Investing.com - As part of its war with Russia, Ukraine has since mid-March launched drone strikes targeting Russia’s energy infrastructure, attacks which have helped boost oil prices.
At 10:25 ET (14:25 GMT), the Nymex contract traded 0.1% lower at $81.89 a barrel, while the Brent contract dropped 0.2% to $85.88 a barrel. Both contracts are over 10% higher so far this year.
“We estimate that c.900 kb/d of refining capacity is offline now, and that the duration of outages might range from weeks to a permanent loss of capacity,” said analysts at Goldman Sachs, in a note dated March 25.
The influential investment bank estimated that a three-month 1 mb/d refining disruption would boost distillate (diesel, jet fuel) refining margins by $1-1.5/bbl as inventories decline, while a persistent outage would require a c.$2-3/bbl increase to raise the utilisation from other refiners.
The impact on crude is more mixed, Goldman analysts added, with a bearish effect from the decline in refinery demand and a bullish effect from the potential reduction in Russia oil exports.

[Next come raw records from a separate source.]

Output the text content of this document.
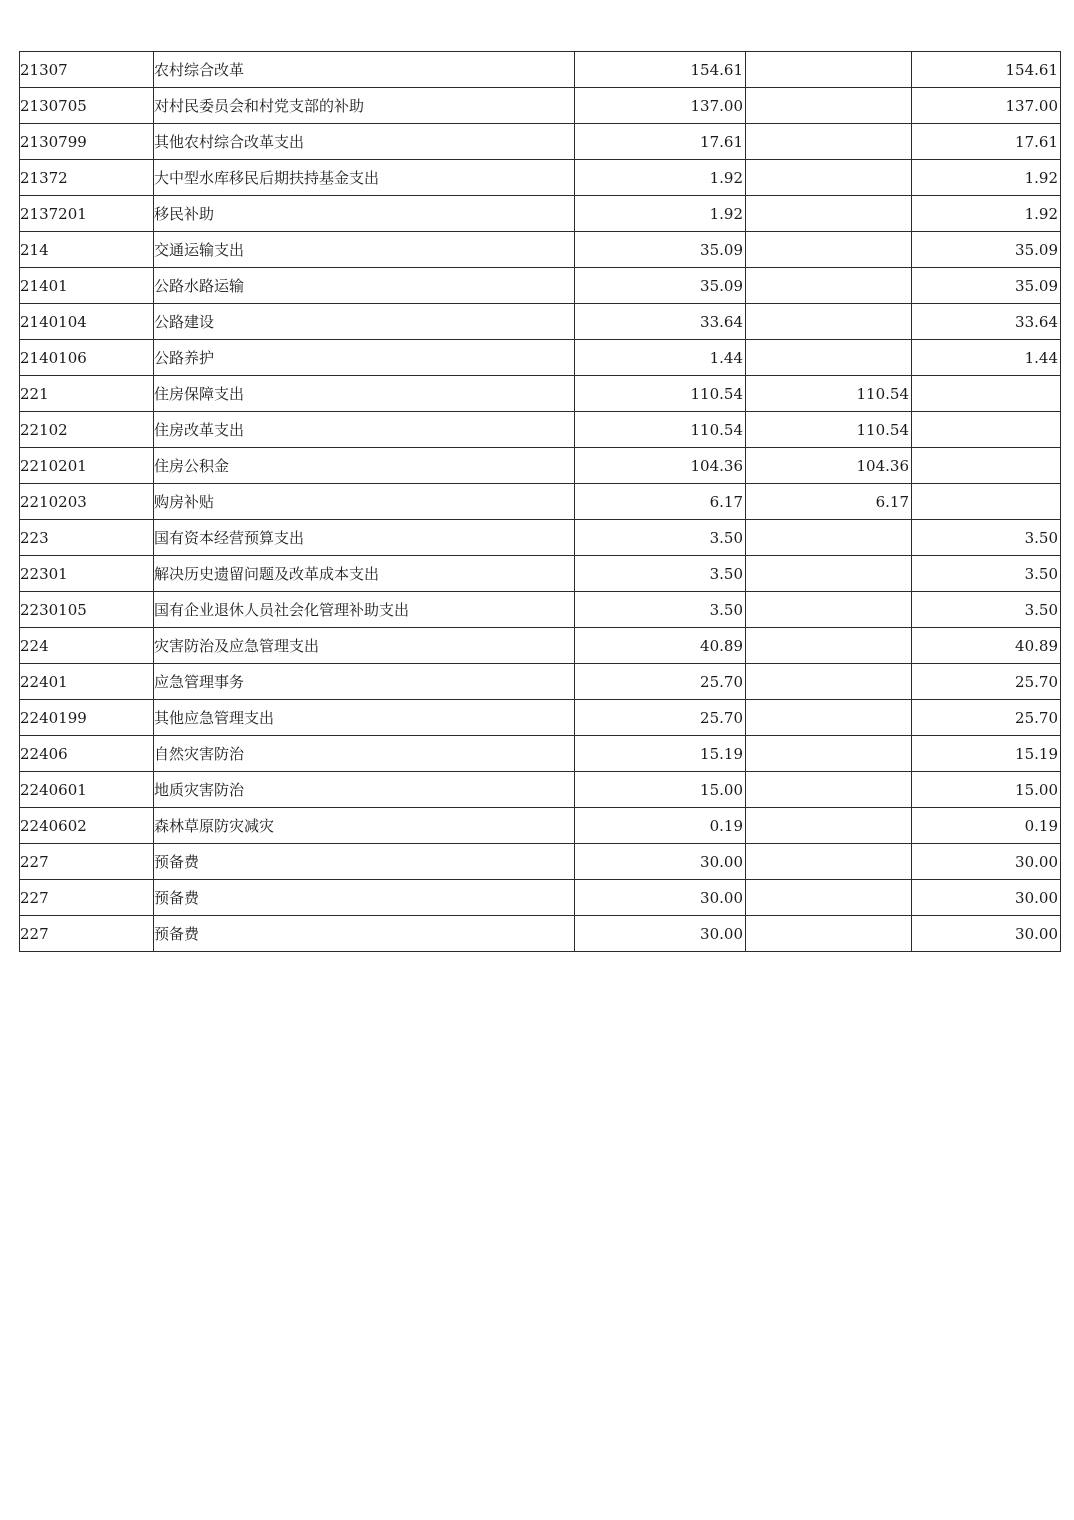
21307	农村综合改革	154.61		154.61
2130705	对村民委员会和村党支部的补助	137.00		137.00
2130799	其他农村综合改革支出	17.61		17.61
21372	大中型水库移民后期扶持基金支出	1.92		1.92
2137201	移民补助	1.92		1.92
214	交通运输支出	35.09		35.09
21401	公路水路运输	35.09		35.09
2140104	公路建设	33.64		33.64
2140106	公路养护	1.44		1.44
221	住房保障支出	110.54	110.54	
22102	住房改革支出	110.54	110.54	
2210201	住房公积金	104.36	104.36	
2210203	购房补贴	6.17	6.17	
223	国有资本经营预算支出	3.50		3.50
22301	解决历史遗留问题及改革成本支出	3.50		3.50
2230105	国有企业退休人员社会化管理补助支出	3.50		3.50
224	灾害防治及应急管理支出	40.89		40.89
22401	应急管理事务	25.70		25.70
2240199	其他应急管理支出	25.70		25.70
22406	自然灾害防治	15.19		15.19
2240601	地质灾害防治	15.00		15.00
2240602	森林草原防灾减灾	0.19		0.19
227	预备费	30.00		30.00
227	预备费	30.00		30.00
227	预备费	30.00		30.00
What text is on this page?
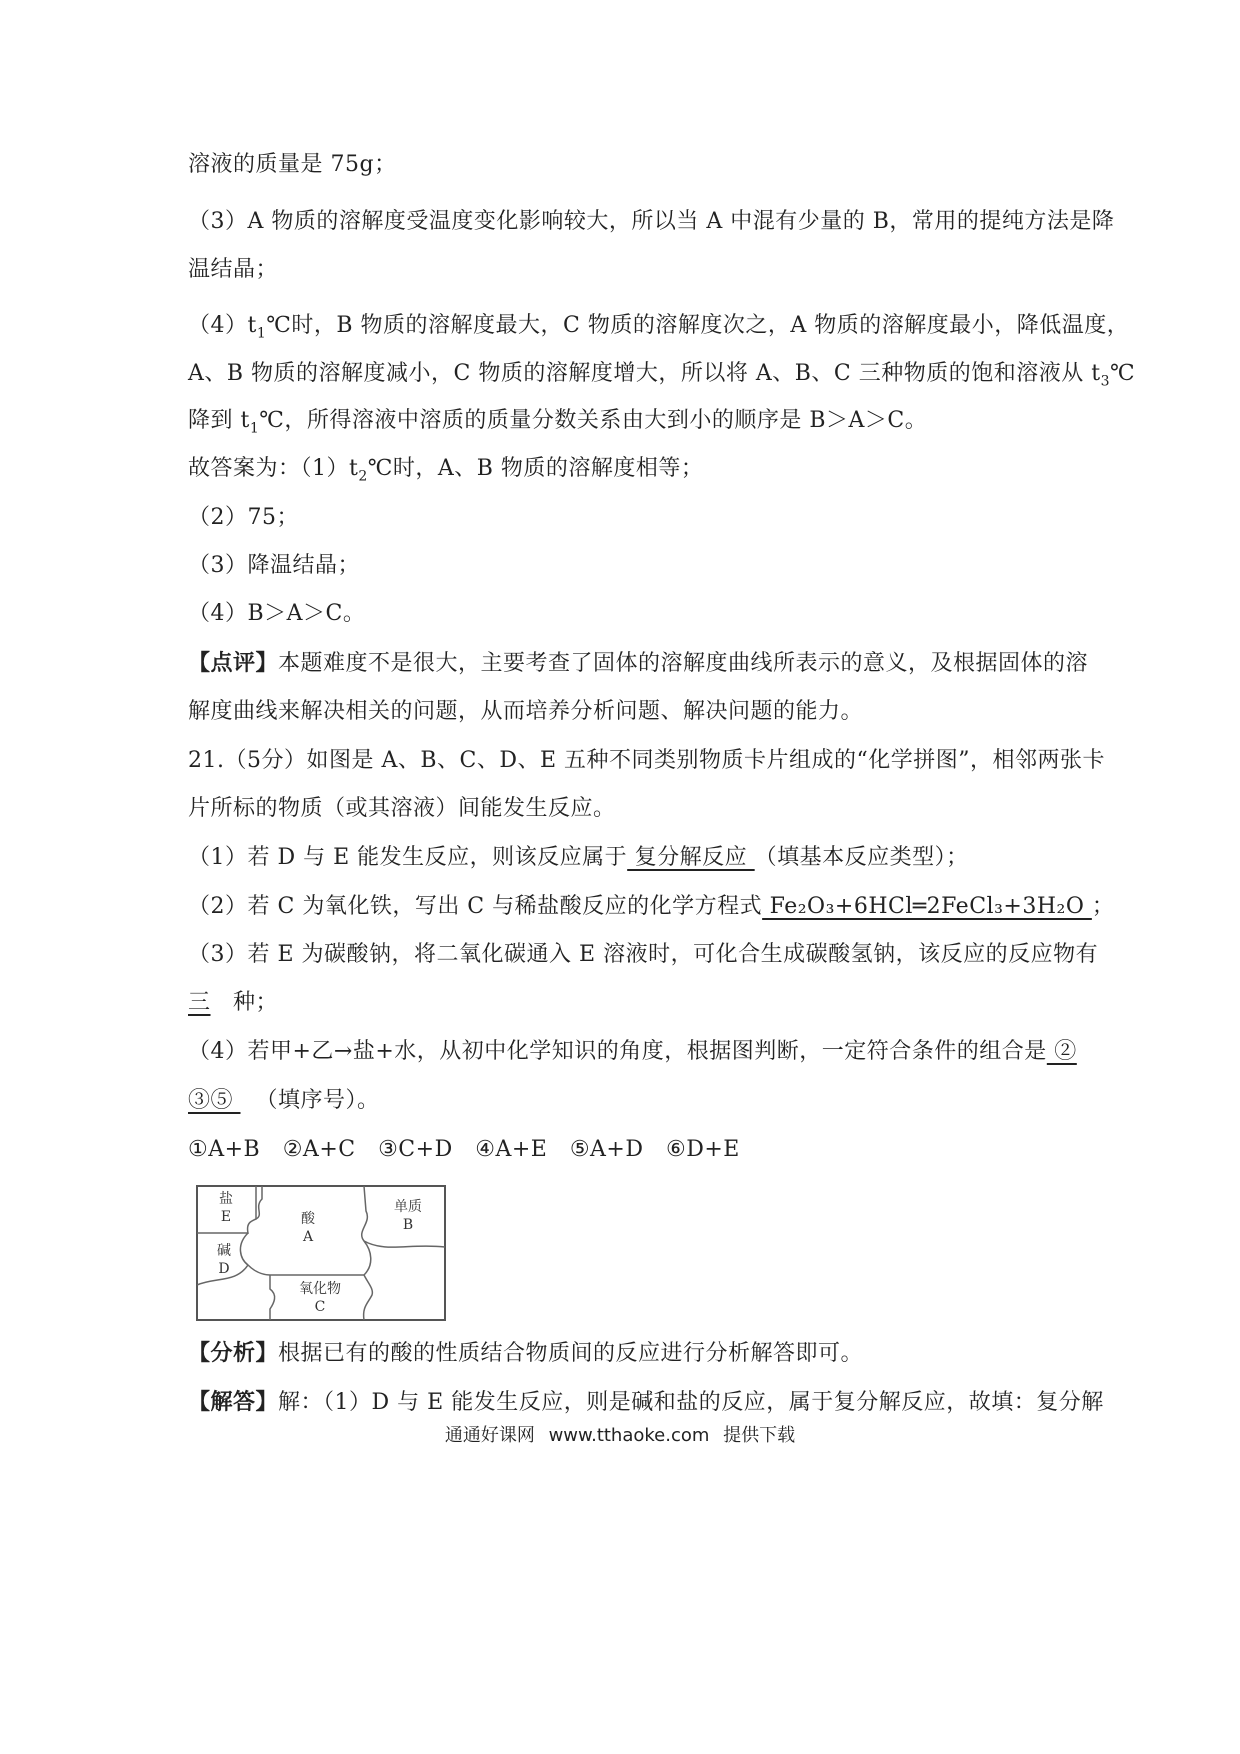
溶液的质量是 75g；
（3）A 物质的溶解度受温度变化影响较大，所以当 A 中混有少量的 B，常用的提纯方法是降
温结晶；
$(4)t_1℃$时，B 物质的溶解度最大，C 物质的溶解度次之，A 物质的溶解度最小，降低温度，
A、B 物质的溶解度减小，C 物质的溶解度增大，所以将 A、B、C 三种物质的饱和溶液从 $t_3℃$
降到 $t_1℃$，所得溶液中溶质的质量分数关系由大到小的顺序是 B＞A＞C。
故答案为：$(1)t_2℃$时，A、B 物质的溶解度相等；
（2）75；
（3）降温结晶；
（4）B＞A＞C。
【点评】本题难度不是很大，主要考查了固体的溶解度曲线所表示的意义，及根据固体的溶
解度曲线来解决相关的问题，从而培养分析问题、解决问题的能力。
21.（5分）如图是 A、B、C、D、E 五种不同类别物质卡片组成的“化学拼图”，相邻两张卡
片所标的物质（或其溶液）间能发生反应。
（1）若 D 与 E 能发生反应，则该反应属于 复分解反应 （填基本反应类型）；
（2）若 C 为氧化铁，写出 C 与稀盐酸反应的化学方程式 Fe₂O₃+6HCl═2FeCl₃+3H₂O ；
（3）若 E 为碳酸钠，将二氧化碳通入 E 溶液时，可化合生成碳酸氢钠，该反应的反应物有
三 种；
（4）若甲+乙→盐+水，从初中化学知识的角度，根据图判断，一定符合条件的组合是 ②
③⑤   （填序号）。
①A+B　②A+C　③C+D　④A+E　⑤A+D　⑥D+E
盐
E
碱
D
酸
A
单质
B
氧化物
C
【分析】根据已有的酸的性质结合物质间的反应进行分析解答即可。
【解答】解：（1）D 与 E 能发生反应，则是碱和盐的反应，属于复分解反应，故填：复分解
通通好课网 www.tthaoke.com 提供下载
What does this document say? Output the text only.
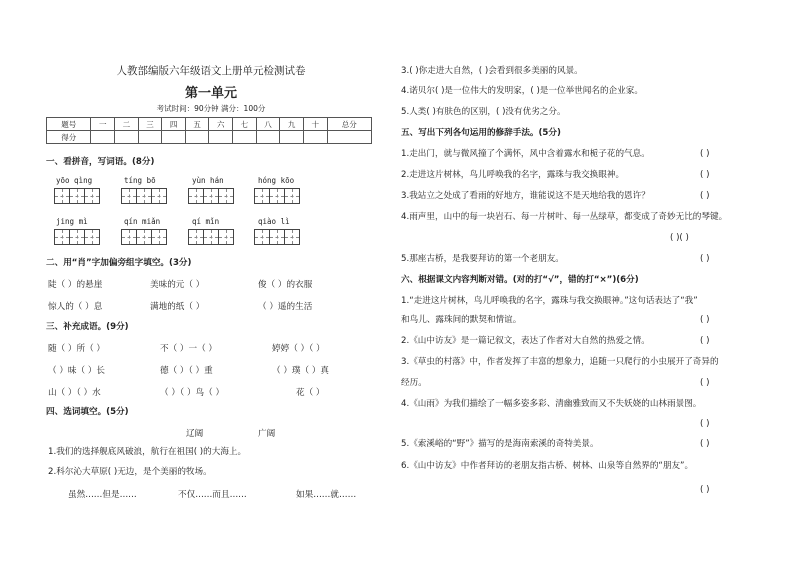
人教部编版六年级语文上册单元检测试卷
第一单元
考试时间：90分钟 满分：100分
题号	一	二	三	四	五	六	七	八	九	十	总分
得分											
一、看拼音，写词语。(8分)
yōo qìng	tíng bō	yùn hán	hóng kōo
jing mì	qín miǎn	qí mǐn	qiào lì
二、用“肖”字加偏旁组字填空。(3分)
陡（ ）的悬崖	美味的元（ ）	俊（ ）的衣服
惊人的（ ）息	满地的纸（ ）	（ ）遥的生活
三、补充成语。(9分)
随（ ）所（ ）	不（ ）一（ ）	婷婷（ ）（ ）
（ ）味（ ）长	德（ ）（ ）重	（ ）璞（ ）真
山（ ）（ ）水	（ ）（ ）鸟（ ）	花（ ）
四、选词填空。(5分)
辽阔	广阔
1.我们的选择舰底风破浪，航行在祖国( )的大海上。
2.科尔沁大草原( )无边，是个美丽的牧场。
虽然……但是……	不仅……而且……	如果……就……
3.( )你走进大自然，( )会看到很多美丽的风景。
4.诺贝尔( )是一位伟大的发明家，( )是一位举世闻名的企业家。
5.人类( )有肤色的区别，( )没有优劣之分。
五、写出下列各句运用的修辞手法。(5分)
1.走出门，就与微风撞了个满怀，风中含着露水和栀子花的气息。	( )
2.走进这片树林，鸟儿呼唤我的名字，露珠与我交换眼神。	( )
3.我站立之处成了看雨的好地方，谁能说这不是天地给我的恩许？	( )
4.雨声里，山中的每一块岩石、每一片树叶、每一丛绿草，都变成了奇妙无比的琴键。
( )( )
5.那座古桥，是我要拜访的第一个老朋友。	( )
六、根据课文内容判断对错。(对的打“√”，错的打“×”)(6分)
1.“走进这片树林，鸟儿呼唤我的名字，露珠与我交换眼神。”这句话表达了“我”
和鸟儿、露珠间的默契和情谊。	( )
2.《山中访友》是一篇记叙文，表达了作者对大自然的热爱之情。	( )
3.《草虫的村落》中，作者发挥了丰富的想象力，追随一只爬行的小虫展开了奇异的
经历。	( )
4.《山雨》为我们描绘了一幅多姿多彩、清幽雅致而又不失妖娆的山林雨景图。
( )
5.《索溪峪的“野”》描写的是海南索溪的奇特美景。	( )
6.《山中访友》中作者拜访的老朋友指古桥、树林、山泉等自然界的“朋友”。
( )
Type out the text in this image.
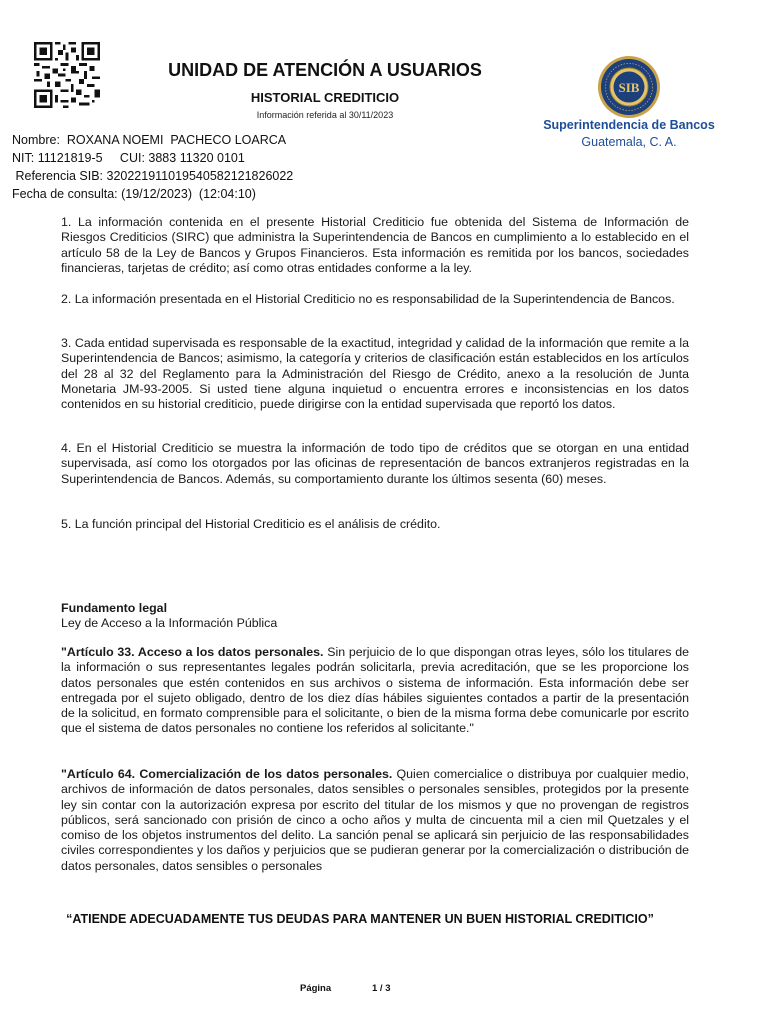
UNIDAD DE ATENCIÓN A USUARIOS
HISTORIAL CREDITICIO
Información referida al 30/11/2023
SIB
Superintendencia de Bancos
Guatemala, C. A.
Nombre:  ROXANA NOEMI  PACHECO LOARCA
NIT: 11121819-5     CUI: 3883 11320 0101
Referencia SIB: 32022191101954058212182602​2
Fecha de consulta: (19/12/2023)  (12:04:10)
1. La información contenida en el presente Historial Crediticio fue obtenida del Sistema de Información de Riesgos Crediticios (SIRC) que administra la Superintendencia de Bancos en cumplimiento a lo establecido en el artículo 58 de la Ley de Bancos y Grupos Financieros. Esta información es remitida por los bancos, sociedades financieras, tarjetas de crédito; así como otras entidades conforme a la ley.
2. La información presentada en el Historial Crediticio no es responsabilidad de la Superintendencia de Bancos.
3. Cada entidad supervisada es responsable de la exactitud, integridad y calidad de la información que remite a la Superintendencia de Bancos; asimismo, la categoría y criterios de clasificación están establecidos en los artículos del 28 al 32 del Reglamento para la Administración del Riesgo de Crédito, anexo a la resolución de Junta Monetaria JM-93-2005. Si usted tiene alguna inquietud o encuentra errores e inconsistencias en los datos contenidos en su historial crediticio, puede dirigirse con la entidad supervisada que reportó los datos.
4. En el Historial Crediticio se muestra la información de todo tipo de créditos que se otorgan en una entidad supervisada, así como los otorgados por las oficinas de representación de bancos extranjeros registradas en la Superintendencia de Bancos. Además, su comportamiento durante los últimos sesenta (60) meses.
5. La función principal del Historial Crediticio es el análisis de crédito.
Fundamento legal
Ley de Acceso a la Información Pública
"Artículo 33. Acceso a los datos personales. Sin perjuicio de lo que dispongan otras leyes, sólo los titulares de la información o sus representantes legales podrán solicitarla, previa acreditación, que se les proporcione los datos personales que estén contenidos en sus archivos o sistema de información. Esta información debe ser entregada por el sujeto obligado, dentro de los diez días hábiles siguientes contados a partir de la presentación de la solicitud, en formato comprensible para el solicitante, o bien de la misma forma debe comunicarle por escrito que el sistema de datos personales no contiene los referidos al solicitante."
"Artículo 64. Comercialización de los datos personales. Quien comercialice o distribuya por cualquier medio, archivos de información de datos personales, datos sensibles o personales sensibles, protegidos por la presente ley sin contar con la autorización expresa por escrito del titular de los mismos y que no provengan de registros públicos, será sancionado con prisión de cinco a ocho años y multa de cincuenta mil a cien mil Quetzales y el comiso de los objetos instrumentos del delito. La sanción penal se aplicará sin perjuicio de las responsabilidades civiles correspondientes y los daños y perjuicios que se pudieran generar por la comercialización o distribución de datos personales, datos sensibles o personales
“ATIENDE ADECUADAMENTE TUS DEUDAS PARA MANTENER UN BUEN HISTORIAL CREDITICIO”
Página	1 / 3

The bank sticks with its view that crude will see a modest deficit in the first half of the year.
“An easing in Russia refining or shipping frictions would be conceptually equivalent to a bearish SPR release, that deploys oil back into commercial inventories. This reinforces our view that crude prices have somewhat overshot fundamentals and are likely to consolidate in the short term,” the bank added.